I didn’t buy a lot of books this year.
I got Pongratz-Leisten’s edited volume the first day, even though I already have two of the articles and two others are early versions of books I own. The other articles looked interesting, and I’ve really enjoyed the volume so far. I hope to review it once I get on the other side of Christmas. Peppard’s book, The Son of God in the Roman World, is a great find, and I got it on the last day for 50% off. I bought the book primarily because I’m interested in the “Son of God” epithet in early Christianity, but it also has discussion in it that is helpful to my thesis, which is a bonus. Miller’s book, Oral Tradition in Ancient Israel, is one I picked up from Wipf & Stock. Having read Ong and a few other articles on orality and literacy, I was interested in seeing what contemporary scholarship had to say on the topic as it bore on early Israel. I haven’t cracked the book yet, but it looks promising. Lastly, I’ve always wanted a JPS Hebrew-English Tanakh, and these were $15 at the little JPS booth.
I’m going to review an Oxford University Press book I picked up at SBL called The Son of God in the Roman World, and the preface begins with an interesting invitation: Imagine yourself as a first century Jew living somewhere in the Mediterranean and seeking to spread the word of Jesus, the Son of God. How do you write his story? It concludes,
One main problem you have, as a Jew, with portraying God’s “son” is that God does not have a partner.

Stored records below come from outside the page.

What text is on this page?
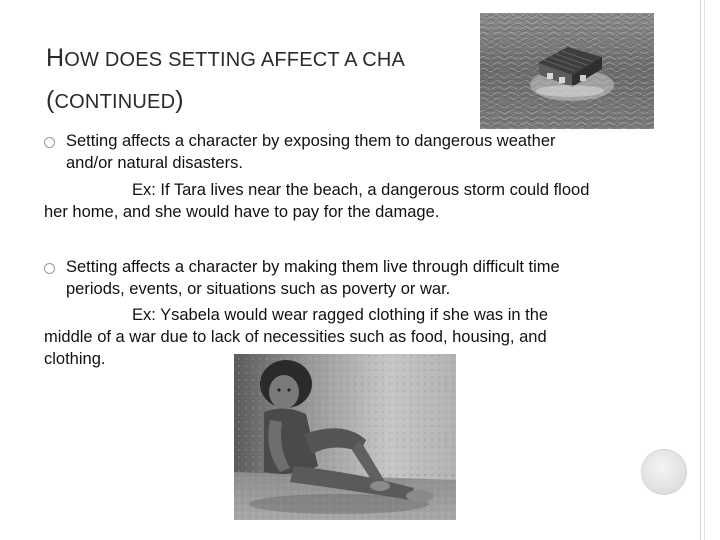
HOW DOES SETTING AFFECT A CHA
(CONTINUED)
Setting affects a character by exposing them to dangerous weather
and/or natural disasters.
Ex: If Tara lives near the beach, a dangerous storm could flood
her home, and she would have to pay for the damage.
Setting affects a character by making them live through difficult time
periods, events, or situations such as poverty or war.
Ex: Ysabela would wear ragged clothing if she was in the
middle of a war due to lack of necessities such as food, housing, and
clothing.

For this reason, among others, your God is unusual in the Roman world. But if the paternal God does not procreate, how do you portray the divine sonship of Jesus? Again, where do you begin? Put yourself in Mark’s shoes—how do you narrate the life of God’s son?
A helpful exercise, but it seems to me to indicate the author imagines his audience to be a little leery of the notion that a Gospel author would appropriate Greco-Roman literary conventions and imagery.